Principle:Google deepmind Dm control Multi Agent Episode Loop
| Metadata | |
|---|---|
| Knowledge Sources | dm_control |
| Domains | Multi-Agent Reinforcement Learning, Environment Interfaces |
| Last Updated | 2026-02-15 00:00 GMT |
Overview
The multi-agent episode loop is the principle of extending a standard single-agent environment step cycle to accept a list of per-player actions and return a list of per-player observations and rewards, all driven by a single shared physics simulation.
Description
Standard reinforcement learning environments follow the dm_env.Environment interface with scalar actions and observations. In a multi-agent setting, this interface must be generalised:
- Joint action input -- The
stepmethod receives a list of action arrays, one per agent. Each action is applied to its corresponding walker before the physics simulation advances. - Per-agent observations -- After the physics step, the environment produces a list of observation dictionaries, one per agent. Each dictionary contains that agent's egocentric view of the world.

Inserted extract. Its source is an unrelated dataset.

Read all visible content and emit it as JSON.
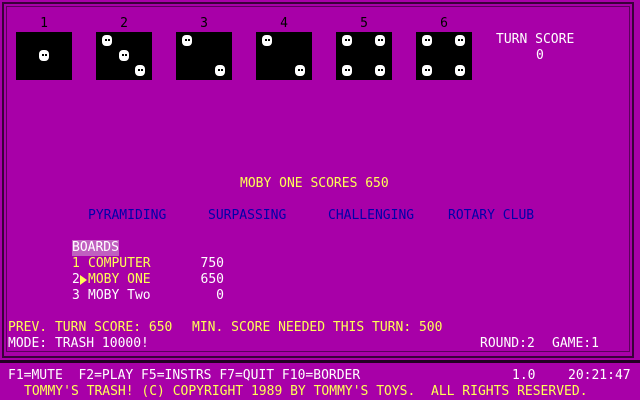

- Per-agent rewards -- The task's
get_rewardmethod returns a list of scalar rewards, one per agent, allowing different agents to receive different signals (e.g. +1 for the scoring team, -1 for the other). - Shared simulation -- All agents exist in the same MuJoCo physics world. A single call to
physics.step()advances all bodies simultaneously, ensuring physical consistency. - Hook-based lifecycle -- The environment orchestrates a sequence of hooks (
initialize_episode_mjcf,after_compile,initialize_episode,before_step,before_substep,after_substep,after_step) that allow the task and all entities to inject logic at each phase of the simulation loop.
The environment also handles MJCF recompilation between episodes, observation buffering, physics error recovery, and time-limit enforcement.
Usage
The multi-agent episode loop is the central abstraction used whenever:
- Training multi-agent policies with a shared physics simulation.
- Running evaluation rollouts with fixed or learned policies.
- Collecting trajectory data for offline RL or imitation learning.
Theoretical Basis
The multi-agent step can be expressed as:
function step(actions: list[array]):
for player_i, action_i in zip(players, actions):
player_i.walker.apply_action(physics, action_i)
for sub in 1..n_sub_steps:
physics.step() # advance shared MuJoCo simulation
observations = [observe(player_i) for player_i in players]
rewards = task.get_reward(physics) # list of per-player scalars
discount = task.get_discount(physics)
terminated = task.should_terminate_episode(physics) or (time >= limit)
if terminated:
return TimeStep(LAST, rewards, discount, observations)
else:
return TimeStep(MID, rewards, discount, observations)
The environment maintains the dm_env.TimeStep protocol with StepType values FIRST, MID, and LAST. The FIRST timestep is produced by reset() and contains reward=None and discount=None.
The physics-to-control timestep ratio is configurable. By default, the physics timestep is 0.005s and the control timestep is 0.025s, yielding 5 sub-steps per control step.